[CMake] link_libraries vs target_link_libraries

Colin D Bennett colin at gibibit.com
Tue Nov 11 17:37:52 EST 2008


On Tue, 11 Nov 2008 16:13:43 -0200
Fernando Cacciola
<fernando.cacciola at gmail.com> wrote:

> Hi Andreas,
> On 11 Nov 2008 18:12:33 +0100,  Andreas Pakulat wrote:
> > In fact I don't understand why include_directories and
> > add_definitions are not deprecated as well
> 
> Which is precisely my point!! :)
> 
> target_link_libraries, which is GREAT, is actually pretty useless 
> without target_include_directories, target_add_definitions and 
> <TARGET>_CMAKE_CXX_FLAGS.
> 
> Yet OTOH given that those do not exists, it is just plain silly to 
> recommend not using link_libraries, because it gets less than half
> the story right.

I agree. There should be a target_include_directories.  This has
bothered me as well.

However, I would argue that target_link_libraries vs.
link_libraries is more important than the possible
target_include_directories vs. include_directories, since the linked
libraries will directly affect the generated output (linking to
unnecessary libraries is wasteful). In contrast, including unused
include-file-directories in the search path for the compiler will not
affect the output (assuming there are no duplicated header file names
in different paths, which I would argue should not be allowed).

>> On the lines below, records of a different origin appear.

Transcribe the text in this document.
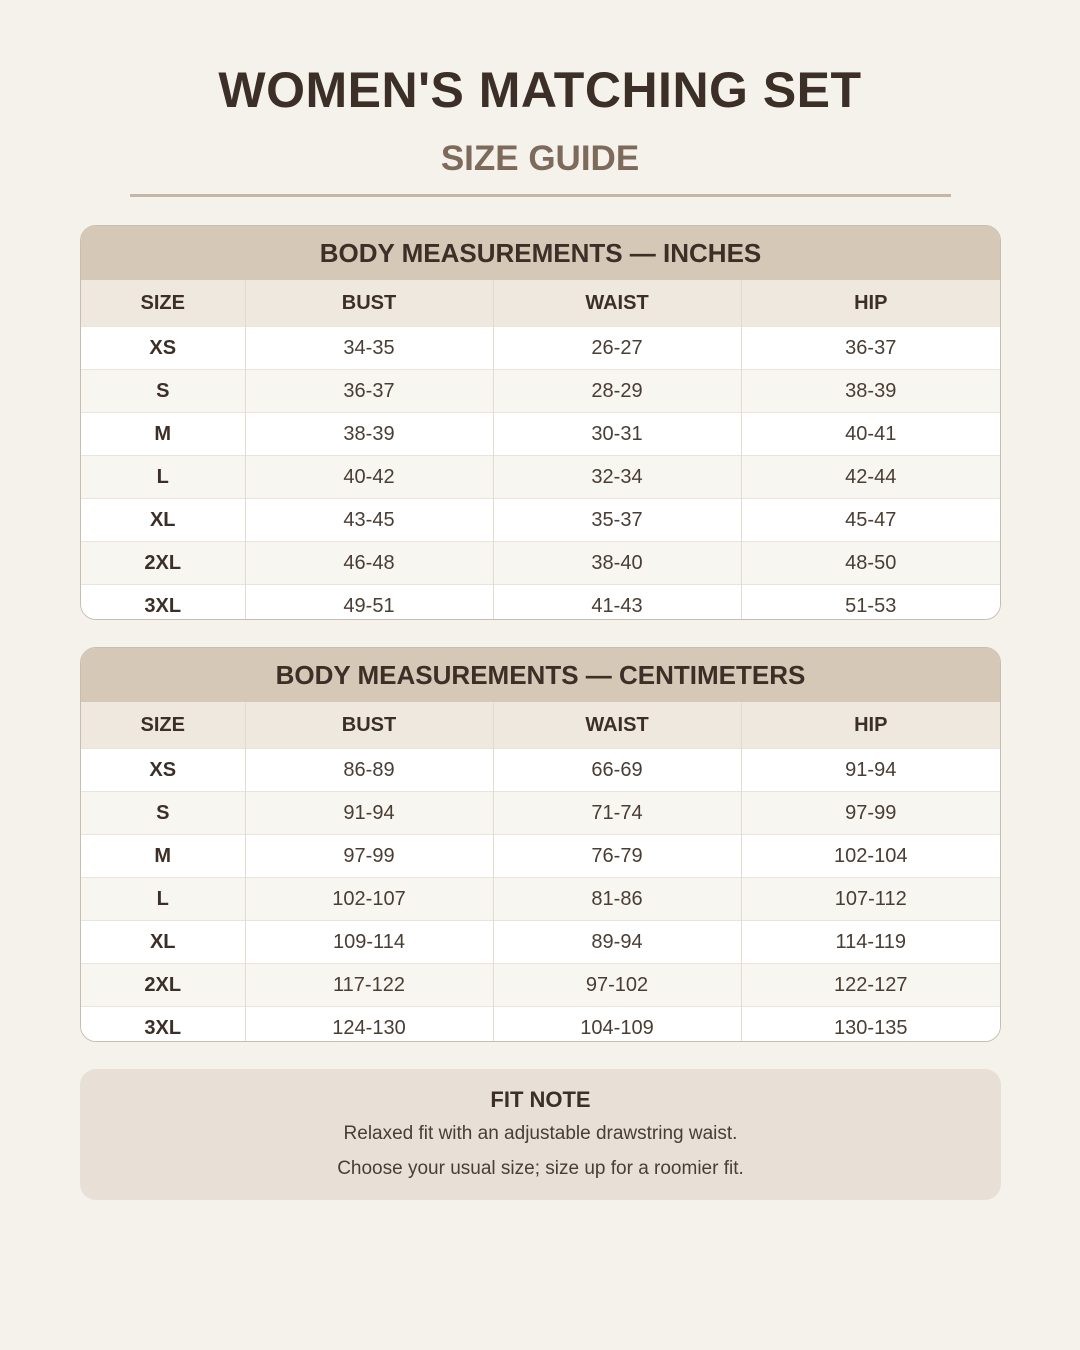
WOMEN'S MATCHING SET
SIZE GUIDE
BODY MEASUREMENTS — INCHES
SIZE	BUST	WAIST	HIP
XS	34-35	26-27	36-37
S	36-37	28-29	38-39
M	38-39	30-31	40-41
L	40-42	32-34	42-44
XL	43-45	35-37	45-47
2XL	46-48	38-40	48-50
3XL	49-51	41-43	51-53
BODY MEASUREMENTS — CENTIMETERS
SIZE	BUST	WAIST	HIP
XS	86-89	66-69	91-94
S	91-94	71-74	97-99
M	97-99	76-79	102-104
L	102-107	81-86	107-112
XL	109-114	89-94	114-119
2XL	117-122	97-102	122-127
3XL	124-130	104-109	130-135
FIT NOTE
Relaxed fit with an adjustable drawstring waist.
Choose your usual size; size up for a roomier fit.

So, I think that target_link_libraries is more important than
target_include_directories, but we still should have a
target_include_directories for the sake of consistency, clarity
(specifically show what include directories are used by what files),
and robustness.

Another aspect of this is that perhaps 'target_include_directories' is
not the right concept, but rather, since include files are needed by
source code (not compiled targets), the
following:

  source_include_directories(<source-files> ... 
                             INCLUDES <include-dirs> ...)

I wonder if this would be useful in practice?